Luke’s glad Jack’s carrying him, even too big for this, but he’s skinny and small in Jack’s arms, shaking and crying silently against his chest, and he’s too worn out to walk on his own. As irritating and overbearing as his brothers can be, they don’t mess with him after panic attacks, and they don’t mess with him when he’s crying.

Jack sets him down on the bed as gently as possible and flips off the light so only the side light lights up the room with a dying glow. He pulls off Luke’s shoes for him and tucks him under the covers with years of practice. He kisses the top of Luke’s messy blond hair before smoothing it out carefully and whispers, “Goodnight, little buddy. You’ll be okay in the morning.”

Luke wonders who’s there to tell Michael that tonight.


Michael’s dimly aware of what happens, sliding in and out of consciousness. He registers the doctors all around him, senses the tube in his nose and down his throat, struggles to breathe around it. It feels like suffocating, like the very thing that means to pull him from the brink of death is keeping him there. Everything’s on fire, amplified in his moments of clarity. He passes out again when the pain and drugs overpower him.

He reawakens briefly when they slide the tube back out of his throat, running it up against the walls of his throat, and it hurts, it hurts like hell, it hurts worse than anything he’s ever felt, and he might have whimpered a bit. He can’t breathe with all this piping running through his air passages.

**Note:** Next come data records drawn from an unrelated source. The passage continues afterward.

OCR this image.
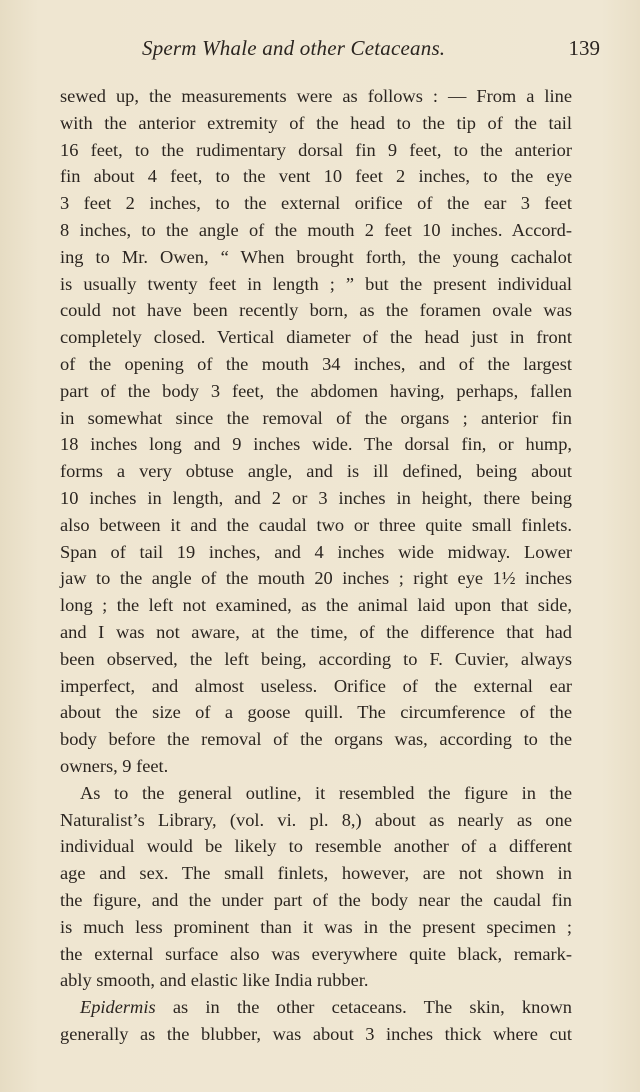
Sperm Whale and other Cetaceans.	139
sewed up, the measurements were as follows : — From a line
with the anterior extremity of the head to the tip of the tail
16 feet, to the rudimentary dorsal fin 9 feet, to the anterior
fin about 4 feet, to the vent 10 feet 2 inches, to the eye
3 feet 2 inches, to the external orifice of the ear 3 feet
8 inches, to the angle of the mouth 2 feet 10 inches. Accord-
ing to Mr. Owen, “ When brought forth, the young cachalot
is usually twenty feet in length ; ” but the present individual
could not have been recently born, as the foramen ovale was
completely closed. Vertical diameter of the head just in front
of the opening of the mouth 34 inches, and of the largest
part of the body 3 feet, the abdomen having, perhaps, fallen
in somewhat since the removal of the organs ; anterior fin
18 inches long and 9 inches wide. The dorsal fin, or hump,
forms a very obtuse angle, and is ill defined, being about
10 inches in length, and 2 or 3 inches in height, there being
also between it and the caudal two or three quite small finlets.
Span of tail 19 inches, and 4 inches wide midway. Lower
jaw to the angle of the mouth 20 inches ; right eye 1½ inches
long ; the left not examined, as the animal laid upon that side,
and I was not aware, at the time, of the difference that had
been observed, the left being, according to F. Cuvier, always
imperfect, and almost useless. Orifice of the external ear
about the size of a goose quill. The circumference of the
body before the removal of the organs was, according to the
owners, 9 feet.
As to the general outline, it resembled the figure in the
Naturalist’s Library, (vol. vi. pl. 8,) about as nearly as one
individual would be likely to resemble another of a different
age and sex. The small finlets, however, are not shown in
the figure, and the under part of the body near the caudal fin
is much less prominent than it was in the present specimen ;
the external surface also was everywhere quite black, remark-
ably smooth, and elastic like India rubber.
Epidermis as in the other cetaceans. The skin, known
generally as the blubber, was about 3 inches thick where cut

He hears someone ask what his blood level is, but he goes back under before hearing the answer, or perhaps it just doesn’t quite penetrate through his consciousness. He knows there are a lot of questions tossed around the room, but he cares not for the tense medical procedural talk, preferring instead to sink back into the loving arms of the drugged coma.

He remains just below the surface of awareness, as if fighting through to where the water meets the rest of the world. He can see the light of the hospital room, blinding, but he can’t break through. And everything, everything he can imagine, aches and burns.